A pair of supermassive black holes are spiraling towards an explosive fusion that will reverberate throughout the cosmos, according to new predictions by astronomers at Columbia University. The black holes lie at the heart of a distant galaxy within the Virgo constellation, and they are separated by a mere light-week. Once these black holes collide, they could produce gravitational waves with as much energy as 100 million supernova explosions.
They were discovered earlier this year when computational astronomers from Caltech created an algorithm for discerning characteristic light signals produced by black holes. These signals, called quasars, are emitted as a black hole gobbles up the surrounding dust and gas. They normally flicker at random intervals, but when the scientists notice a regular pattern instead, they can deduce that two black holes are headed toward an epic collision.
The algorithm found 20 pairs of binary black holes that displayed these steady pulses of light. One of the systems, named PG 1302-102, appeared to be moving the fastest — its light emissions increased by 14 percent each year, which hinted that the two black holes were separated by less than a tenth of a light-year. The closest pair of black holes to be discovered up to that point were separated by 20 light-years, and scientists had believed that binary black holes could not overcome the massive energy barrier required to get any closer — a dilemma called “the final-parsec problem,” named after that final parsec of distance separating the two black holes.
So, Dr. Zoltan Haiman and his colleagues, the authors of this latest study, set out to build a model that would explain the behavior of the quasar’s rhythmic beams of light. If the two black holes were truly that close, then the pair must consist of one smaller black hole revolving 7 percent of the speed of light around a second larger black hole. The light emitted by the smaller black hole would become brighter as its orbit brings it closer to observers on Earth, in the same way that the Doppler effect amplifies the siren of a police car as it approaches the listener. The model predicted that the quasar’s ultraviolet emissions would vary in intensity over a five year cycle — which is exactly what the scientists found when they analyzed ultraviolet data from NASA’s Hubble and GALEX space telescopes.
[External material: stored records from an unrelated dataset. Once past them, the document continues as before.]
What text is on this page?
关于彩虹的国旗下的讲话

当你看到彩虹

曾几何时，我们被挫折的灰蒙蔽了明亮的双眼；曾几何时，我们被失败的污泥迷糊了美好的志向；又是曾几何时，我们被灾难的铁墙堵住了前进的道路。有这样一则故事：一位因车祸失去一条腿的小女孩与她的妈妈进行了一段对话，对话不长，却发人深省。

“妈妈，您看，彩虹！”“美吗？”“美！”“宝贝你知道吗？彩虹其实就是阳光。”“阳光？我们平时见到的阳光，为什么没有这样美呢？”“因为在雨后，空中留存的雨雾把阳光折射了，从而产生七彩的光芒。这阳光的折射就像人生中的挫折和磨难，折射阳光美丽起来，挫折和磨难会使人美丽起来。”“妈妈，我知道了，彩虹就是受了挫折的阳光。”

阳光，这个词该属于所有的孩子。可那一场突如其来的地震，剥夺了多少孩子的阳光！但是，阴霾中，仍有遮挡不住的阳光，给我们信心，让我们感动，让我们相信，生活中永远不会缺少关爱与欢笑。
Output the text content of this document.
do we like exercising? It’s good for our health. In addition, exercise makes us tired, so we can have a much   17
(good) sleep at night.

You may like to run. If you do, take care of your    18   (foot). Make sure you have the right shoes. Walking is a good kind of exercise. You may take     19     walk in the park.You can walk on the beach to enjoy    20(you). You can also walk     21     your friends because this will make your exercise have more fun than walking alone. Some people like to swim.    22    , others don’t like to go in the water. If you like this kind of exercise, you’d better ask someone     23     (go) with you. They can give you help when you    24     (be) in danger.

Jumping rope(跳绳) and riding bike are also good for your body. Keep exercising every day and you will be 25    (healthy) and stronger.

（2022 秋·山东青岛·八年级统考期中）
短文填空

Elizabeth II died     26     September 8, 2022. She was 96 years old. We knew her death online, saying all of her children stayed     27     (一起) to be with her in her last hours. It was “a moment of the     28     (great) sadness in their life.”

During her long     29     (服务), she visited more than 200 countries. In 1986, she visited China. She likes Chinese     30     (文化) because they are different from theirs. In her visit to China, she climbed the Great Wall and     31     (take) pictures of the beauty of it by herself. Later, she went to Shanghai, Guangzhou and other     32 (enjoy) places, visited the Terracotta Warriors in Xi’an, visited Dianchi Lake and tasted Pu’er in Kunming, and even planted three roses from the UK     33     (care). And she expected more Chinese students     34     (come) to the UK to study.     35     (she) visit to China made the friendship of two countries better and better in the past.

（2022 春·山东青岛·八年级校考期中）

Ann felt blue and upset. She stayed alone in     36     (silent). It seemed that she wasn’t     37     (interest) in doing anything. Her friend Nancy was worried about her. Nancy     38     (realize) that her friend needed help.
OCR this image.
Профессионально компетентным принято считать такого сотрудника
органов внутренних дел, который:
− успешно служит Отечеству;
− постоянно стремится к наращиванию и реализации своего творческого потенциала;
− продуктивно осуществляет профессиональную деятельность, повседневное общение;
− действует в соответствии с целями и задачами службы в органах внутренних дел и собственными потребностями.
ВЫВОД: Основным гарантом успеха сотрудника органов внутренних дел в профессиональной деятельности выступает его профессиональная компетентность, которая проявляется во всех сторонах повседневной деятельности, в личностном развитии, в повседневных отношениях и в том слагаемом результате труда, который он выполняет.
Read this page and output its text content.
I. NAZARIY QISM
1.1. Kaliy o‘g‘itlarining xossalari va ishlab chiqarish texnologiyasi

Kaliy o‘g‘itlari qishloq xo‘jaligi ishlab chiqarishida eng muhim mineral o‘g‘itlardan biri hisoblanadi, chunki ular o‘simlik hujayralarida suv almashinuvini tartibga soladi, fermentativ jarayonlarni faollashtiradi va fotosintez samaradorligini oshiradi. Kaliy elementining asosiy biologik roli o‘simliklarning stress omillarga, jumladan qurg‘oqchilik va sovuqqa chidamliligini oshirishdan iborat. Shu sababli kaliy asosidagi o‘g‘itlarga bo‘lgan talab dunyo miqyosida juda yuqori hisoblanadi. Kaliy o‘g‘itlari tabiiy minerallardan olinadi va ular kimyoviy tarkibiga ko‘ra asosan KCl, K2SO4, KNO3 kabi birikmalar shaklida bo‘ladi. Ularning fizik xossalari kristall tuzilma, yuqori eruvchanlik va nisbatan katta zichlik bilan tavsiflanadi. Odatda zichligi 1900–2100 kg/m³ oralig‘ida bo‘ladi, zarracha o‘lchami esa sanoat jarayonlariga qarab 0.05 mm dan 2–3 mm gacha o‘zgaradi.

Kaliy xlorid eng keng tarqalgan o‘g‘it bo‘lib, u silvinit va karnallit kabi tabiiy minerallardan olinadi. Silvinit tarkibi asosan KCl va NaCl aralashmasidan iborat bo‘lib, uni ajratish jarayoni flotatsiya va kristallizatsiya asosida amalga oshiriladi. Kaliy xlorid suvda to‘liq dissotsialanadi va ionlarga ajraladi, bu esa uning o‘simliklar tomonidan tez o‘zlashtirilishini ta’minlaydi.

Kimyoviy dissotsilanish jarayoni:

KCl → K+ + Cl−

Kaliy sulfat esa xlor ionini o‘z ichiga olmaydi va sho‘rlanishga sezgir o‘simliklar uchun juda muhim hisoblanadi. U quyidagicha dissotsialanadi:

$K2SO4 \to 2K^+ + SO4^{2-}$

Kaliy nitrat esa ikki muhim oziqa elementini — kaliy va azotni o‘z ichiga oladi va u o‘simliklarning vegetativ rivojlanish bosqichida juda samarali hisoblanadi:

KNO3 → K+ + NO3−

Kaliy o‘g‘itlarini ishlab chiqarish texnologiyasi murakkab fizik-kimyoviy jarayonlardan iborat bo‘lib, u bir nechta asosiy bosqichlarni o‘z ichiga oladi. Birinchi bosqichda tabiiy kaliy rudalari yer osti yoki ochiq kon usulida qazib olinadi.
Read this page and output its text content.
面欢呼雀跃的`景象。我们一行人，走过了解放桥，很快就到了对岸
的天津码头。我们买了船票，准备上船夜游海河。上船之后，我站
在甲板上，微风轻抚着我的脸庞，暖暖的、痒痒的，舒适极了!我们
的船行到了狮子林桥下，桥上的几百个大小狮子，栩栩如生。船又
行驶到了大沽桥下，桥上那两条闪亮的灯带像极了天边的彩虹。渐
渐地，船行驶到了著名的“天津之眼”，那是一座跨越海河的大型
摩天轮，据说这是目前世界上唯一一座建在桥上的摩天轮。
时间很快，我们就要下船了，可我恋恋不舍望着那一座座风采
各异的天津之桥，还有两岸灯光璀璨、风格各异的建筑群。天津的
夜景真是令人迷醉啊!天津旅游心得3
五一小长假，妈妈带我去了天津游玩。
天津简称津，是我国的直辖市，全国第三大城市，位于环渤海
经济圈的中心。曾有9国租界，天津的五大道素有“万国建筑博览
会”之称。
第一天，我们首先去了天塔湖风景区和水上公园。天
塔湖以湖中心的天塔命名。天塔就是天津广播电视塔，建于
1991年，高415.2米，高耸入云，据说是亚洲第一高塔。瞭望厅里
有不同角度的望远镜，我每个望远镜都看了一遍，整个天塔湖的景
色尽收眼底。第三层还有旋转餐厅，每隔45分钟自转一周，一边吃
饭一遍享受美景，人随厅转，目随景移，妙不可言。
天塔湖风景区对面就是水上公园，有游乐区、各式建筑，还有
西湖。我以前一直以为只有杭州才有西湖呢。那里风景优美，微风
Haiman’s team calculated the masses of the black holes to predict when they would merge. Their best estimate is that the black holes will converge 100,000 years from now — eons in terms of human lifetimes, but a split second on the cosmic timescale.
The most thrilling aspect of watching the progress of this imminent collision is that astrophysicists may finally detect gravitational waves, the wrinkles in space-time predicted by Albert Einstein’s theory of general relativity. He predicted that only the most violent events can release enough energy to send these vibrations throughout the universe.
So far, scientists have yet to find any tangible evidence of gravitational waves. But that may change, thanks to the unprecedented proximity of these black holes. As they inch ever closer together, the increasing interactions of their colossal masses and steep gravitational fields should begin to throw off gravitational waves that will disrupt other galactic phenomena. We will see these anomalies in our data much sooner than the impending merger — perhaps within the next few years.
The researchers also developed new tools for detecting pairs of black holes and predicting their collision. Within the next decade, we may witness a different collision and its accompanying gravitational waves. According to the study's lead author, Daniel D'Orazio, a graduate student at Columbia, "the detection of gravitational waves lets us probe the secrets of gravity and test Einstein's theory in the most extreme environment in our universe — black holes. Getting there is a holy grail of our field."